Royal Icing Recipe

Royal Icing Recipe

(slight adaptation of Antonia 74 Recipe)

  • 5 TBSP meringue powder
  • 1 tsp cream of tartar
  • 6 oz warm water (3/4 C)
  • 2.25 lbs powdered sugar (roughly 8 C or a 2 lb bag works)
  • generous tsp of corn syrup (I use less in humid areas)
  • 1 – 2 TBSP emulsion or extract of choice
  1.  In mixer bowl, pour in the warm water, meringue powder, and cream of tartar.  Mix it with a whisk by hand until it is frothy.
  2. Pour in all the powdered sugar and mix on lowest speed using the paddle attachment for 10 minutes.  Scrape down the sides after the first coupe of minutes to make sure all sugar is incorporated so there are no grainy bits.
  3. Add corn syrup and emulsion during the last couple minutes of mixing.  

The frosting should be thick and creamy with stiff peaks.  Use it immediately or place in a container with a tight fitting lid as it dries fast.  There is no hard and fast rule about how long it stays fresh, but it will separate and need to be re-mixed.  Some decorators freeze leftover icing with great results.


  • Michael’s and Walmart carries some LorAnn’s Emulsions.  Extracts and emulsions are interchangeable; oils and candy flavorings are a different potency.  You can find endless flavors online.
  • After mixing, slowly add the water to get a flood consistency.  It’s easier to add more water than to rep thicken your icing.
  • I color before I thin, that way if I want a piping consistency and a flood, they will be a perfect match if I bag some for piping, then thin the rest for flood.
  • For flood, I use about a 10 – 12 second flood consistency:  run a knife through the icing and count the seconds it takes for the surface to become smooth.  You need to find the best consistency you prefer through practice.
  • For piping, I add just enough water so when I pull some up with a knife, the peaks barely fall.
  • There are many variables when creating with sugar and weighing takes out some of the guesswork as you adapt it to better suit your conditions and to get the results you want.  

Here it is in Italian

  • 46 gr polvere di meringa
  • 4 gr cremor tartaro
  • 172 gr di acqua calda
  • 1024 gr di zucchero a velo
  • aroma o estratto a piacere (opzionale)
  • 1/2 cucchiaio di sciroppo di glucosio (opzionale)

*assicuratevi che la ciotola e la frusta siano completamente sgrassate prima di utilizzarle.
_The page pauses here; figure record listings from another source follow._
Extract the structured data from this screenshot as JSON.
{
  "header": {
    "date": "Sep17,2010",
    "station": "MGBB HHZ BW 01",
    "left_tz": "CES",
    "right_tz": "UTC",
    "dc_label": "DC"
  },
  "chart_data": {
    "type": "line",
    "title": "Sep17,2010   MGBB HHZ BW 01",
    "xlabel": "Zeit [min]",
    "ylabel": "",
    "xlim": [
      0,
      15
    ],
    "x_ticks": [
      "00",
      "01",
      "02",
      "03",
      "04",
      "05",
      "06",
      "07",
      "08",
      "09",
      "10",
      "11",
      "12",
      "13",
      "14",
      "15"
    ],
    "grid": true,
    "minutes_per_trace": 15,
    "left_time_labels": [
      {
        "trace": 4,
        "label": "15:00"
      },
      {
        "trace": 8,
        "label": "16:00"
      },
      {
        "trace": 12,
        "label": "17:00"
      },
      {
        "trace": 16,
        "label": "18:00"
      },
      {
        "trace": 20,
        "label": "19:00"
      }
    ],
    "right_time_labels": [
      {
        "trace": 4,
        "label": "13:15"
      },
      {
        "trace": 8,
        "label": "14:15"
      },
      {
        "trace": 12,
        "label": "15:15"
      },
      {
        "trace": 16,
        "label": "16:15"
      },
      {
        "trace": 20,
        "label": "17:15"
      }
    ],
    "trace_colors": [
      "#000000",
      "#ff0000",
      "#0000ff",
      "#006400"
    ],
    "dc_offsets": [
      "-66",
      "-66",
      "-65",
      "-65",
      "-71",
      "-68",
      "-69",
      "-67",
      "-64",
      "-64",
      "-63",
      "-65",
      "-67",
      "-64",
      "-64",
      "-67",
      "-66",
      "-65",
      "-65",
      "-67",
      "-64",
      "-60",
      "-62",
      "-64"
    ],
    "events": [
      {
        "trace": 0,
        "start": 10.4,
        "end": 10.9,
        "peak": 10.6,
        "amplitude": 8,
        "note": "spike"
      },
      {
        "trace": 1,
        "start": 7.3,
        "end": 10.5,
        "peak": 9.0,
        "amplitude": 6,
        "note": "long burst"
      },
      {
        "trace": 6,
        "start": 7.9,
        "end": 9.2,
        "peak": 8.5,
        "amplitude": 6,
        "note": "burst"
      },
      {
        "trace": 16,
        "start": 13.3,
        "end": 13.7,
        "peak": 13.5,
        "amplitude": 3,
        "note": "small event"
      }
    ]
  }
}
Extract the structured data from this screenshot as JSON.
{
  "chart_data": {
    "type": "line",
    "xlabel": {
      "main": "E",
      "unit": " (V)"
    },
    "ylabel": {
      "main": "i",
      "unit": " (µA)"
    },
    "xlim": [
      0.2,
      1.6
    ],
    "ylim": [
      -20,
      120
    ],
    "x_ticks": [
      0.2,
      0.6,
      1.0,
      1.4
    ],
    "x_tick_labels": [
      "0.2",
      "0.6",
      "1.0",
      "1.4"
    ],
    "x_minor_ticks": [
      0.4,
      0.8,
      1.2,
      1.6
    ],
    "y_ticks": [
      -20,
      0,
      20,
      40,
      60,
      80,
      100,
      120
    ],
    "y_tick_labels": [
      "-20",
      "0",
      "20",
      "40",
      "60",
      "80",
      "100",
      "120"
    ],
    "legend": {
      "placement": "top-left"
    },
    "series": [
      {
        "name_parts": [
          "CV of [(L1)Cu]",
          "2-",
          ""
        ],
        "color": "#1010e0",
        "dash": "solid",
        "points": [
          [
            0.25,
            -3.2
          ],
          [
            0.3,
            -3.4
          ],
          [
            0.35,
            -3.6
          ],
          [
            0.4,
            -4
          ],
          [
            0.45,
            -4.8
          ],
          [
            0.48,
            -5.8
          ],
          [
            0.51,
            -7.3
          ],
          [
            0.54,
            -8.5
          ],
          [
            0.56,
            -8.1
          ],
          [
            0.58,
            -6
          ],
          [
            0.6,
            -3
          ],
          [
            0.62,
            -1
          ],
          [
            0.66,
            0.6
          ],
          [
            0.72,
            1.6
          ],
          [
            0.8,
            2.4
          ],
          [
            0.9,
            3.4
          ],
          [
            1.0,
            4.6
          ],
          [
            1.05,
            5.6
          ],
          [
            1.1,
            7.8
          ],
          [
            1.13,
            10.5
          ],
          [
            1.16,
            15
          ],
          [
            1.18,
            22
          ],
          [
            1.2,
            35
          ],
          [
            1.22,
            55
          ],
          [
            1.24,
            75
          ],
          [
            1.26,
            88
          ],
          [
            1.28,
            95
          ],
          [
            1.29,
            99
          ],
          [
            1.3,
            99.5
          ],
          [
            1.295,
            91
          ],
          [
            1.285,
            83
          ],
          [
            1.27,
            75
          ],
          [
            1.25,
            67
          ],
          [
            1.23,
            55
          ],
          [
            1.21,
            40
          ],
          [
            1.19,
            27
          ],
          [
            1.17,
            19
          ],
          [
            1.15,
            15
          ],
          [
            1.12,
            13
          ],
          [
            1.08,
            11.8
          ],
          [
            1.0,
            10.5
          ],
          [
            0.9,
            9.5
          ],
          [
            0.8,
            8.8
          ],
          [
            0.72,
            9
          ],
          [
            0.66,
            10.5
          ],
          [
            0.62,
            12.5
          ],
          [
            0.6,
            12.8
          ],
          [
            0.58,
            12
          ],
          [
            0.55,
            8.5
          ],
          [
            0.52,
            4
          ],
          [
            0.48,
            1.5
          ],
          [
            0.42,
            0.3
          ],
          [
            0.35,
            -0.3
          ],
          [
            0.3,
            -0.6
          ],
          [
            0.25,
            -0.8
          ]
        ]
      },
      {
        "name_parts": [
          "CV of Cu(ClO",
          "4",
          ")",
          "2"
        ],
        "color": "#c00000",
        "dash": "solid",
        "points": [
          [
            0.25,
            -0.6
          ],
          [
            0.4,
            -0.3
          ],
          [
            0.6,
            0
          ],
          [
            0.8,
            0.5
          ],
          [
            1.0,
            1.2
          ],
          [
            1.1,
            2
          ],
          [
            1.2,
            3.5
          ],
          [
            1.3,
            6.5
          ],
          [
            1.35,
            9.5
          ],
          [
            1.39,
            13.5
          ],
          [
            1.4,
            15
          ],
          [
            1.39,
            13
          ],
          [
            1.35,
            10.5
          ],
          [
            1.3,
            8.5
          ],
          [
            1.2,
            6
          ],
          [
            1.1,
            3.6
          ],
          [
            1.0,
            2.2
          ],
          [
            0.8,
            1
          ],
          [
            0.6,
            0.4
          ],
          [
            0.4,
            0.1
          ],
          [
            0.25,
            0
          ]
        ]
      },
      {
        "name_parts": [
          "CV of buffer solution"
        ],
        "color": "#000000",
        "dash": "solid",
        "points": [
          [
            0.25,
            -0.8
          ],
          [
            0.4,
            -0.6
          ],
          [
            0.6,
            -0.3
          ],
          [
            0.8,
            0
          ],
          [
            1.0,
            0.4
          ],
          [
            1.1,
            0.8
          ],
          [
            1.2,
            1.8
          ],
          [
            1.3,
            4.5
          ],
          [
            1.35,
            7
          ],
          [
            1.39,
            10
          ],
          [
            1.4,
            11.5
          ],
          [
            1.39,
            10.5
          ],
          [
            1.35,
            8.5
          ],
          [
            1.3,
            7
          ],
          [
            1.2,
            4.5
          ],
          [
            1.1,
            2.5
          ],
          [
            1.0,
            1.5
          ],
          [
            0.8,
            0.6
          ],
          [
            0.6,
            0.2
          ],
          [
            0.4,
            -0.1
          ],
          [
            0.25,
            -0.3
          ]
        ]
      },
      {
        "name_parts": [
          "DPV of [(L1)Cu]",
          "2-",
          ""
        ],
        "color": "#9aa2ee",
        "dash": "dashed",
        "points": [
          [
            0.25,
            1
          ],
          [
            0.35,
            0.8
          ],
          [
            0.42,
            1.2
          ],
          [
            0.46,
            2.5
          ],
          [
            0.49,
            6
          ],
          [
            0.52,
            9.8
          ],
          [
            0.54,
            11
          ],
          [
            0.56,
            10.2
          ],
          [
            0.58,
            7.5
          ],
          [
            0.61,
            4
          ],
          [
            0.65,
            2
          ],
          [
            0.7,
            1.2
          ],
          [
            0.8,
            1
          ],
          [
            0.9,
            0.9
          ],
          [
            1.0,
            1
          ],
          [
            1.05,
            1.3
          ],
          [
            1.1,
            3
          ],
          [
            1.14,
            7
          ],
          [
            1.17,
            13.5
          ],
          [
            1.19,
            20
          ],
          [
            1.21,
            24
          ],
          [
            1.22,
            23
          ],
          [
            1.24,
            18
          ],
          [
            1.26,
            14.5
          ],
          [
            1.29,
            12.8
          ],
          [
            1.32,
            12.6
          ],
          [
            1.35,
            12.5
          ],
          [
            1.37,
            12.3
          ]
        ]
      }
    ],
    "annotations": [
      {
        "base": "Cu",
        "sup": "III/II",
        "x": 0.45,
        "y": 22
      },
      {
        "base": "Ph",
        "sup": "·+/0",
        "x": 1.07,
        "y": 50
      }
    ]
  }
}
Mettete la polvere di meringa e il cremor tartaro nella ciotola della planetaria e versatevi l’acqua mescolando con una frusta a mano, finchè le polveri si saranno sciolte e il composto risulterà spumoso.
Aggiungete lo zucchero a velo e mescolate con la foglia o la frusta della planetaria a velocità minima per 6/10 minuti, aggiungento aromi e glucosio all’ultimo minuto.
La ghiaccia dovrà avere una consistenza “stiff peacks”.
Questa ricetta basta per coprire molti biscotti e ha una conservazione molto lunga. Può essere surgelata.

This Post Has 2 Comments

  1. lee sherwood

    What does corn syrup do for the frosting? Also, isn’t the frosting very hard(when dry) when you use 5 TBSP. of meringue powder. I have cut mine back to 2 TBSP. for a measured 2 lbs. of powdered sugar. My husband is the "taster" and he says that is much better.

    1. Arty McGoo

      The corn syrup gives the frosting a bit of a sheen when it’s dried. Also, I find just that little amount helps make a better canvas for painting on. I tried it without and the color seemed to seep into tiny little cracks and seemed to be more porous. As for the meringue powder, people use anywhere from 1 TBSP – 10 TBSP per 2 lbs of powdered sugar. This version always works for me. I love hearing about other people’s preferences. There are so many variables when working with sugar!